The Risk of Rushing to Refund

Refund only after careful thought.

The risk of rushing to refund: not only is it alliterative, it is real. The proper desire to be compliant can prompt a hasty decision to return money to the government. While it is both wise and necessary to return overpayments to Medicare and Medicaid, taking a thoughtful approach to refunds is important.

Here are some slightly altered facts of a client’s recent dilemma.
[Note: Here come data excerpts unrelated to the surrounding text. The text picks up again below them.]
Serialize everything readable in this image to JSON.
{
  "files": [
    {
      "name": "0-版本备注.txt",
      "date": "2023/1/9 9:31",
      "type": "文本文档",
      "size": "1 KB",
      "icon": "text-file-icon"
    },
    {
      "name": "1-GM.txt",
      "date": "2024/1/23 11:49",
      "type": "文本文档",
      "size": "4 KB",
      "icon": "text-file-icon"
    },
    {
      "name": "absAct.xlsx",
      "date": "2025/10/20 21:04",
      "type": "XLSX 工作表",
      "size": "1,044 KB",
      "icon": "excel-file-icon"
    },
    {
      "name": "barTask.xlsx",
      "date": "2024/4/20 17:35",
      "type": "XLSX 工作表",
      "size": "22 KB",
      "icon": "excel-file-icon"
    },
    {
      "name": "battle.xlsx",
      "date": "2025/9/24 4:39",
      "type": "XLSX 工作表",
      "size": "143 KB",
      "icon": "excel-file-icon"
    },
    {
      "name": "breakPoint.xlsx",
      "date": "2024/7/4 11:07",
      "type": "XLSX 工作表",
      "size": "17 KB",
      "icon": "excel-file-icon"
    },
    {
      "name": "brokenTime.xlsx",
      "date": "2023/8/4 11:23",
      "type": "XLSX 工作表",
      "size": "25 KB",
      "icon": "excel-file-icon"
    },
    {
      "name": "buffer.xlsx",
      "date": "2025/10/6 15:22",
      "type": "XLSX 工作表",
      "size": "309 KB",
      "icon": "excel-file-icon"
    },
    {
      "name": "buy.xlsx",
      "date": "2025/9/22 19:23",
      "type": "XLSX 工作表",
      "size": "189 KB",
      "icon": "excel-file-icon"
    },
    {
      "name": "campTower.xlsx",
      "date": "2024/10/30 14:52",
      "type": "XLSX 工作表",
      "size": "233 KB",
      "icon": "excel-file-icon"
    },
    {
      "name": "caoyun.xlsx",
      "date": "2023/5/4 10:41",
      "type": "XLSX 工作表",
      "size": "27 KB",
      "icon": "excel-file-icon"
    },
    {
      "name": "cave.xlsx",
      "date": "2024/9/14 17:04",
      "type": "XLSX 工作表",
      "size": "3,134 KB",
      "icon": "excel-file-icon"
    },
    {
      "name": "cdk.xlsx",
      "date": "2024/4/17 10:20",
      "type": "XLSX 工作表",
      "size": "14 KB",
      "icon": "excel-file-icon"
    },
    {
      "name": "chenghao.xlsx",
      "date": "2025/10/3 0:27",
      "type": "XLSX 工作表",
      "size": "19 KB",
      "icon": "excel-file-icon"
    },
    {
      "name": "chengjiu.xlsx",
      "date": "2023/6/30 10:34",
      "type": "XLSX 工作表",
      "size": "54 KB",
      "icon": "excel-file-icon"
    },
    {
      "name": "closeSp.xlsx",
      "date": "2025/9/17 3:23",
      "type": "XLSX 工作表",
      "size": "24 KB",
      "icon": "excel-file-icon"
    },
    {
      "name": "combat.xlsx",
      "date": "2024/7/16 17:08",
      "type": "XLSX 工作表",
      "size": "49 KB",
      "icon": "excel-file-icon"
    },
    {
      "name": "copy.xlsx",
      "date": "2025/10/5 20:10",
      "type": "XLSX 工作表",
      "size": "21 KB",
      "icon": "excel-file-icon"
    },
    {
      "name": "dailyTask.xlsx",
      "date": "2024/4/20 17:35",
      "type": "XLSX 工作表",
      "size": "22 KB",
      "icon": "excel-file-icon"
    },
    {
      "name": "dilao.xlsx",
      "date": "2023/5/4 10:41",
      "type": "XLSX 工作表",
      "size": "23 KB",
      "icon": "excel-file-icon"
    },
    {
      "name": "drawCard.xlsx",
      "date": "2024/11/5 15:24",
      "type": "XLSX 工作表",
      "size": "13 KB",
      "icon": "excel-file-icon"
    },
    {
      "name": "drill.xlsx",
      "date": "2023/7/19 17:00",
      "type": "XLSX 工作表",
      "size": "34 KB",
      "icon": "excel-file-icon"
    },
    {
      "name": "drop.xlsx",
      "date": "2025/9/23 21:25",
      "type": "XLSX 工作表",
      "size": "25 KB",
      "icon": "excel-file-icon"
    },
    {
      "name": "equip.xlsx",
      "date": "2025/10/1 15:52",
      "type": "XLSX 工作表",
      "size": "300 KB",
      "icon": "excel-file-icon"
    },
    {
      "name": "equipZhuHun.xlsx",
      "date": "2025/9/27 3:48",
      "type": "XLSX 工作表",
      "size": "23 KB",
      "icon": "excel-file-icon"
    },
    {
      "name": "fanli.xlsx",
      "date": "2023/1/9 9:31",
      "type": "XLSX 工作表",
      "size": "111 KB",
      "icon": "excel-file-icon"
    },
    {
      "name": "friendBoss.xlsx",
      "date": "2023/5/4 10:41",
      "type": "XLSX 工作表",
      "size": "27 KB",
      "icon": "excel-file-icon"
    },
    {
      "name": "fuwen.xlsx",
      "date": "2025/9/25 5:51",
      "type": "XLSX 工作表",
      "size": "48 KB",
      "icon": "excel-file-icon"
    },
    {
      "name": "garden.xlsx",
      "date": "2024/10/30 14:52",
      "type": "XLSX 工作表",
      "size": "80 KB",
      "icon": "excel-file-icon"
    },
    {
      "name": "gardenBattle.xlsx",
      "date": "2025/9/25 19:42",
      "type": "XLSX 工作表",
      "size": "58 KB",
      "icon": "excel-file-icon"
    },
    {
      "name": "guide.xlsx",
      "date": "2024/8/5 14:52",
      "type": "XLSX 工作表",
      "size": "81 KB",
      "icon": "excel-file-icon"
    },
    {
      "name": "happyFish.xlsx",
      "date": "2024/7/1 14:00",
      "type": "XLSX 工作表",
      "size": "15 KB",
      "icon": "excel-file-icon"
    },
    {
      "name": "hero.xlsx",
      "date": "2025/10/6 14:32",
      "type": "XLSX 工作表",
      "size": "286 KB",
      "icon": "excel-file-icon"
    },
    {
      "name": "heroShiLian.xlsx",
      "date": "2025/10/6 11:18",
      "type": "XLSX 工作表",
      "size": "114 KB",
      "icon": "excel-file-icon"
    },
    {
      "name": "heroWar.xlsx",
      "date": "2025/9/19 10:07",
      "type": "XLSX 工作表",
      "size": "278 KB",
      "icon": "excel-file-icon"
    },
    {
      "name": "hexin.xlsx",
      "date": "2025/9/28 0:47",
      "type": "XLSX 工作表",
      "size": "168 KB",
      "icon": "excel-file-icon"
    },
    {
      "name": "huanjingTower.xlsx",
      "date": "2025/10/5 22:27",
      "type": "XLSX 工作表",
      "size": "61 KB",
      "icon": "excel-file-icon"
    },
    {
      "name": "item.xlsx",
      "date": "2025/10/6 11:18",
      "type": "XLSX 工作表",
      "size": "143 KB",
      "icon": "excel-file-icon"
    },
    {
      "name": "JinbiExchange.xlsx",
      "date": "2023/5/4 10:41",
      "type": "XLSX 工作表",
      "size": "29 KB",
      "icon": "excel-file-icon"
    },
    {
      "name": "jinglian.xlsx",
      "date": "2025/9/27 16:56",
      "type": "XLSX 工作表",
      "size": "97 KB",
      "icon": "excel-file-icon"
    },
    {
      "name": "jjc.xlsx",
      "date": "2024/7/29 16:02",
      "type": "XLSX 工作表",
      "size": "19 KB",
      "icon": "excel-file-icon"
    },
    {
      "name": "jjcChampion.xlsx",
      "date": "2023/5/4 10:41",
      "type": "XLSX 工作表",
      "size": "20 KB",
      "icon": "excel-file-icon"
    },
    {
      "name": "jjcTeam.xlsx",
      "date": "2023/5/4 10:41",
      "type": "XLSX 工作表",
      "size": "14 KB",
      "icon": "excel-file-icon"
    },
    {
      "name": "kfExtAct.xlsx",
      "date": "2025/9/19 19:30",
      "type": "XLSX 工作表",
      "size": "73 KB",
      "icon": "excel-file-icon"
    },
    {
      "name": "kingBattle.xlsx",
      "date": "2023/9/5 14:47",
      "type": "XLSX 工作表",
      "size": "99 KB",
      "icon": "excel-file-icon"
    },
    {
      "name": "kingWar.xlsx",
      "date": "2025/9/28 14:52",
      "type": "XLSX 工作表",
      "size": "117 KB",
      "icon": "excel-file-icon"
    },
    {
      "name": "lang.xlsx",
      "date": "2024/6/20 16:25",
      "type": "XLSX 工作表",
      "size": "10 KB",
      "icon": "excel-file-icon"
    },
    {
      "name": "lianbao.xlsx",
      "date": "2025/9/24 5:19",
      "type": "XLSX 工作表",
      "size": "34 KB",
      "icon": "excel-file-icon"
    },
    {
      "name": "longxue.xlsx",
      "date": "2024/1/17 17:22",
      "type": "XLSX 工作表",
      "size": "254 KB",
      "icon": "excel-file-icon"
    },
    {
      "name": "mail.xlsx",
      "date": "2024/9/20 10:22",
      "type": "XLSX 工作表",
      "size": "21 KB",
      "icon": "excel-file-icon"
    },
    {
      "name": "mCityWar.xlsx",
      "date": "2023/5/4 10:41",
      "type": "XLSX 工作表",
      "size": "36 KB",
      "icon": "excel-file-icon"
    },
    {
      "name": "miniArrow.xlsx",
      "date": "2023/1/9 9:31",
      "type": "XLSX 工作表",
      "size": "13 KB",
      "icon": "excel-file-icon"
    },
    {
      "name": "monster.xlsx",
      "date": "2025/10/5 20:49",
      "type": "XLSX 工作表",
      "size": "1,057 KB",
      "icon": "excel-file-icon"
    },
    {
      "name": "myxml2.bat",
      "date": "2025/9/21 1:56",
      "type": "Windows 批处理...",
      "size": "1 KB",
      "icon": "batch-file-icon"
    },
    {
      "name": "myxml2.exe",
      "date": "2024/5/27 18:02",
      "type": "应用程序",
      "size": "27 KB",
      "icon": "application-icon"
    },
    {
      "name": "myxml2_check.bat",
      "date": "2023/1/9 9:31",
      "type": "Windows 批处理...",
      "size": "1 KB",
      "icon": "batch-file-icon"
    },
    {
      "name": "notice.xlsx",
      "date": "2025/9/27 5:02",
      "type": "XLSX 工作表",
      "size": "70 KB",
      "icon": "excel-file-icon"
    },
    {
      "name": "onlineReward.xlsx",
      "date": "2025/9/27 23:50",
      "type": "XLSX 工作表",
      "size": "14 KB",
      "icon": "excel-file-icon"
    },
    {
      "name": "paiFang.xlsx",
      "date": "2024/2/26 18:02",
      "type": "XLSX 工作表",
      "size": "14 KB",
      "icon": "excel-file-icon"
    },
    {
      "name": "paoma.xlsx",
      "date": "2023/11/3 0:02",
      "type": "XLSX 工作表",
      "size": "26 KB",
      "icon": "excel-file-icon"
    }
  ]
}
The applicable state Medicaid program has a provision indicating that there should be a physician order in the record for a variety of services, including hospital inpatient admissions, although anyone can write it at the physician’s direction. Many patients were cared for by non-physician professionals such as nurse practitioners, physician assistants, and midwives. The state allows these professionals to operate independently. For a number of patients, a medical professional other than the physician wrote the order without explicit mention of the doctor. There is absolutely no doubt that the admissions were medically appropriate. For example, some involved women in active labor, while others had extensive surgery. The issue is widespread, with millions of dollars of reimbursement at stake. The physicians who oversee care by the non-physician professionals readily agree that the admissions were appropriate. 

Is a refund required because a non-physician professional authored the order?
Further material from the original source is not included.